Papa Francesco chiede a Zelensky di avere il “coraggio” di alzare bandiera bianca. E dunque di mettersi al tavolo dei negoziati, senza attendere la riconquista delle terre occupate dai russi dopo l’avvio dell’invasione via terra ormai due anni fa. Ospite a “Cliché”, il magazine culturale condotto da Lorenzo Buccella e trasmesso sulla Radiotelevisione svizzera (RSI), Bergoglio ha offerto la sua prospettiva su tematiche di estrema attualità internazionale, toccando i nodi della guerra in Ucraina e del conflitto tra Israele e Palestina.
Durante l’intervista, il pontefice ha espresso una visione fuori dagli schemi ma che farà senza dubbio discutere: “È più forte chi vede la situazione – ha detto – chi pensa al popolo, chi ha il coraggio della bandiera bianca, di negoziare”. Un modo per presentare il negoziato come atto di forza, non di resa: “Oggi si può negoziare con l’aiuto delle potenze internazionali. La parola negoziare è una parola coraggiosa. Quando vedi che sei sconfitto, che le cose non vanno, occorre avere il coraggio di negoziare”.
La controffensiva ucraina, tanto spinta dall’Occidente, non ha portato ai risultati sperati. Si sa. Zelensky ha rimosso i vertici dell’esercito, è a corto di uomini e anche di armi che l’Occidente continua a fornirgli col contagocce. Il presidente ucraino ha sempre ribadito che “la pace è insostenibile” senza la riconquista “del Donbass e della Crimea”, ma l’ipotesi di ri-appropiarsi dei territori perduti è ridotta sempre più al lumicino. Putin infatti non intende lasciare le posizioni conquistate e ha più volte definito “idioti” gli ucraini che continuano a combattere anziché cercare un armistizio. Il Papa non la pensa come lo Zar, sia chiaro, ma la sua idea pare essere più o meno questa: dopo due anni di bombe e morti, è arrivato il momento di ammettere lo stallo e di sedersi a un tavolo. La vergogna di ammettere la sconfitta può essere comprensibile, ammette Bergoglio, ma “con quante morti finirà” se non si tratta? “Negoziare in tempo, cercare qualche paese che faccia da mediatore – è il mantra – Oggi, per esempio nella guerra in Ucraina, ci sono tanti che vogliono fare da mediatore. La Turchia, si è offerta per questo. E altri.
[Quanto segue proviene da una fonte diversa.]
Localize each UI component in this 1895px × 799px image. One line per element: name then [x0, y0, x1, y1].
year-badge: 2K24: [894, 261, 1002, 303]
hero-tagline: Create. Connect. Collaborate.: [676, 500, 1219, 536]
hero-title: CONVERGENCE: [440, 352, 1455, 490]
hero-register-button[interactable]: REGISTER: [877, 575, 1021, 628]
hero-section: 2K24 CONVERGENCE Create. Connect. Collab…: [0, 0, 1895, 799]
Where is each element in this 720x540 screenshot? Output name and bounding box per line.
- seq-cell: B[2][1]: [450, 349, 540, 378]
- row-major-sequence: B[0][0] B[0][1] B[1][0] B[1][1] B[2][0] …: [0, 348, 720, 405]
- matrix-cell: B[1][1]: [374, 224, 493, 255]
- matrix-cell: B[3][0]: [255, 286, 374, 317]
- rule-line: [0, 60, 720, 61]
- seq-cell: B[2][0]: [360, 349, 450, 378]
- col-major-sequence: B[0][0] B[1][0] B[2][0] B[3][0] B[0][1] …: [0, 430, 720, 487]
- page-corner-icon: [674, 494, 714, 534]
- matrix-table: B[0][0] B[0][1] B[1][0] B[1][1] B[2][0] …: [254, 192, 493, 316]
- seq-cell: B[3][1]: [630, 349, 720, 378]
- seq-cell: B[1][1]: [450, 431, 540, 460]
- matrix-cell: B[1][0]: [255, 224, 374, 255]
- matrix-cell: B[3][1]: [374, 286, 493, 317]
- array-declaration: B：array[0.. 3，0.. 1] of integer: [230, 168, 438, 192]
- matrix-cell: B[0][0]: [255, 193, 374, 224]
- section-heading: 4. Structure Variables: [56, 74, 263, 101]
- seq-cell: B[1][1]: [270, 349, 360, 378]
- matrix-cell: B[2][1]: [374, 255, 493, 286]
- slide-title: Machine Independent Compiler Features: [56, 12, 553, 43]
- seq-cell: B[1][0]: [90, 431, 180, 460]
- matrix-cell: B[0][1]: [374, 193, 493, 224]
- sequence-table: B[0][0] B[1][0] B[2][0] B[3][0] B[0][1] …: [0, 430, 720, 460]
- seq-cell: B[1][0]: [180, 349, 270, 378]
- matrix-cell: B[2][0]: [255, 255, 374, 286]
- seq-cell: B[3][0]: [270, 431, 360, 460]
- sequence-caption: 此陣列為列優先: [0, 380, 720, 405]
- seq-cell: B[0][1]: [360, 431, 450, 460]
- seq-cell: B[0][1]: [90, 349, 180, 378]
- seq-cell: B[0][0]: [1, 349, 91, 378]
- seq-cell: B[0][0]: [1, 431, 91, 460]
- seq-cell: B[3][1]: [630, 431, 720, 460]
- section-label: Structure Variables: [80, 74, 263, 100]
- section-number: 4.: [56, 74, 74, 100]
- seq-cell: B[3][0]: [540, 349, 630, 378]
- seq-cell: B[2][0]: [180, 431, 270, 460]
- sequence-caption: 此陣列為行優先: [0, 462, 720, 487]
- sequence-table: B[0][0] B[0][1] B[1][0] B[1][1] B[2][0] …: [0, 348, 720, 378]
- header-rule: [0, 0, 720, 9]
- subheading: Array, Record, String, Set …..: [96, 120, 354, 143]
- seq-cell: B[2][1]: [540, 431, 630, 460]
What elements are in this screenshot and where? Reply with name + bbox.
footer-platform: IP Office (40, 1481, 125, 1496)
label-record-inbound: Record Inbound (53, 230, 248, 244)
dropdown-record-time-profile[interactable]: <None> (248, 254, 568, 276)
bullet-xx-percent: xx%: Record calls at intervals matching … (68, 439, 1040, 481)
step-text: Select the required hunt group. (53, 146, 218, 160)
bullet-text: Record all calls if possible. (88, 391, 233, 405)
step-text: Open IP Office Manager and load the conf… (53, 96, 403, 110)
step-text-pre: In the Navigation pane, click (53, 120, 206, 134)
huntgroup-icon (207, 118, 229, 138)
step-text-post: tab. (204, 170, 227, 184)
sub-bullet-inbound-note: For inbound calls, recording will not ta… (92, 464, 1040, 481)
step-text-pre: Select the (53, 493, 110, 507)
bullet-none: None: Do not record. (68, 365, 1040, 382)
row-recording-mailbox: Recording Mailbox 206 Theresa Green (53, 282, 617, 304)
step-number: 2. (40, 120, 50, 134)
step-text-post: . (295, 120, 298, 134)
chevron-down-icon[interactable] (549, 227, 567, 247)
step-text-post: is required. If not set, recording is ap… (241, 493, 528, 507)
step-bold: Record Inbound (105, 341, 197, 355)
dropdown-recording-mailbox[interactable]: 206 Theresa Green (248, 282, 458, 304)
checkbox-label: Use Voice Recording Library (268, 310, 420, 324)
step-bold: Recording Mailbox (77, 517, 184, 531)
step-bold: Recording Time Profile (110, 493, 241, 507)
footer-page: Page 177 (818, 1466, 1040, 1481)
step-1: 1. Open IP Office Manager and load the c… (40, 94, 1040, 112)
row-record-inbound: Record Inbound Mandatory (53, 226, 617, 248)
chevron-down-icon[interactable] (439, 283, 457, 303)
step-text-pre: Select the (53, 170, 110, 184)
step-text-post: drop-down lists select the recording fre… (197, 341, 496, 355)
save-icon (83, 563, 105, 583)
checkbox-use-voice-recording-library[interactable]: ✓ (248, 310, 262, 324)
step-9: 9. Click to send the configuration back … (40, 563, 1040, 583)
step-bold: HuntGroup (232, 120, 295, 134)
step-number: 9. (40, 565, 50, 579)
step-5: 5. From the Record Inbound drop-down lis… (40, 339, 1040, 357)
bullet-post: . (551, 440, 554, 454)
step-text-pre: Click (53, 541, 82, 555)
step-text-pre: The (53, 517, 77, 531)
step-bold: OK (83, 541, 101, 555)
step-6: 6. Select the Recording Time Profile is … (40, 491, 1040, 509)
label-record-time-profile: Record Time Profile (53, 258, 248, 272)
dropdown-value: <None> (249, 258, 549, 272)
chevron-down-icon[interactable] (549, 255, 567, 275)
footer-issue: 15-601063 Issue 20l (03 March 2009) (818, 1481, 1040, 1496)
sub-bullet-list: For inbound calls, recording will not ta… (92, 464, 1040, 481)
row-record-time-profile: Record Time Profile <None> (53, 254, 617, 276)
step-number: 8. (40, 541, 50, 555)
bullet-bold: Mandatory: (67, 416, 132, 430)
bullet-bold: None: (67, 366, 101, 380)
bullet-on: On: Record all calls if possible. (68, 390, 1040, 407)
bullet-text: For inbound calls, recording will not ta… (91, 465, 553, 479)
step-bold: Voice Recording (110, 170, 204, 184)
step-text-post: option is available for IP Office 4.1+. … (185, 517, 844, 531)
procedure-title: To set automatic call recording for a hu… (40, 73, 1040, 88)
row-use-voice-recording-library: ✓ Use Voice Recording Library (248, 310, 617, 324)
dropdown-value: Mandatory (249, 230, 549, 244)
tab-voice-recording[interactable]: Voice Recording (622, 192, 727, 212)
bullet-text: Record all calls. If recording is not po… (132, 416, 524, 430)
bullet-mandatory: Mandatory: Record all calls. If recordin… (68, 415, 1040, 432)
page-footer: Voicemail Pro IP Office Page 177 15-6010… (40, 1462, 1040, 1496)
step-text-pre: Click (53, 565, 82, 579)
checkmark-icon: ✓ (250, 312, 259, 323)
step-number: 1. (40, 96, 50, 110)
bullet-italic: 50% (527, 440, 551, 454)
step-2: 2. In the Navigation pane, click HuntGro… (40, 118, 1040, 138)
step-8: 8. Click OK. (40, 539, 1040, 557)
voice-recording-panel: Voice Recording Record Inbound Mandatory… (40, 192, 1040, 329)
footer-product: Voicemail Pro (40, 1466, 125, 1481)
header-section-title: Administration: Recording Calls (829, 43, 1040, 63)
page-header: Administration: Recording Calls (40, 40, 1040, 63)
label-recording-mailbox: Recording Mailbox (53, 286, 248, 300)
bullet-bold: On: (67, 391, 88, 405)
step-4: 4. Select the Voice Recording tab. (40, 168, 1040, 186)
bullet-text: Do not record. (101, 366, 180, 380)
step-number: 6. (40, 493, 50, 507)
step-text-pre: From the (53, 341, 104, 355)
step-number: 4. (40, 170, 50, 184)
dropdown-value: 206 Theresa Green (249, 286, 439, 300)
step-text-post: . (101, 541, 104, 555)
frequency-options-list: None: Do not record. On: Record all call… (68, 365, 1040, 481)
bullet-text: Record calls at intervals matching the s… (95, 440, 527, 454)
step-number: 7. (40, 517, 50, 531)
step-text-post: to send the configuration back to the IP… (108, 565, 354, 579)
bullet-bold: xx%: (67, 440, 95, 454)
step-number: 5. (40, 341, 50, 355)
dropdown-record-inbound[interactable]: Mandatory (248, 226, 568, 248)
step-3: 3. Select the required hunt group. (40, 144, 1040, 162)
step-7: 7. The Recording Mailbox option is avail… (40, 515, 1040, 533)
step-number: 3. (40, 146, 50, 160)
Non abbiate vergogna di negoziare prima che la cosa sia peggiore”. Insomma: “Il negoziato non è mai una resa”, ma è “il coraggio per non portare il paese al suicidio”.
Quello di Francesco è senza dubbio un discorso pacifista. In pieno spirito bergogliano. “La guerra è una pazzia, è una pazzia”, ribadisce infatti nell’intervista che andrà in onda il 20 marzo. I potenti, colpevoli di fabbricare “gli aerei per bombardare gli altri”, spacciano le armi come strumento per “difendersi” quanto in realtà servono solo a “distruggere”. “Come finisce una guerra? – si chiede retoricamente – Con morti, distruzioni, bambini senza genitori. Sempre c’è qualche situazione geografica o storica che provoca una guerra… Può essere una guerra che sembra giusta per motivi pratici. Ma dietro una guerra c’è l’industria delle armi, e questo significa soldi”.
Il pontefice ha poi parlato anche della guerra tra Israele e Palestina, conflitto per cui si è già proposto come mediatore e in cui vede due responsabili. “Tutti i giorni alle sette del pomeriggio chiamo la parrocchia di Gaza. Seicento persone vivono lì e raccontano cosa vedono: è una guerra – spiega – E la guerra la fanno due, non uno. Gli irresponsabili sono questi due che fanno la guerra. Poi non c’è solo la guerra militare, c’è la ‘guerra-guerrigliera’, diciamo così, di Hamas, un movimento che non è un esercito. È una brutta cosa”.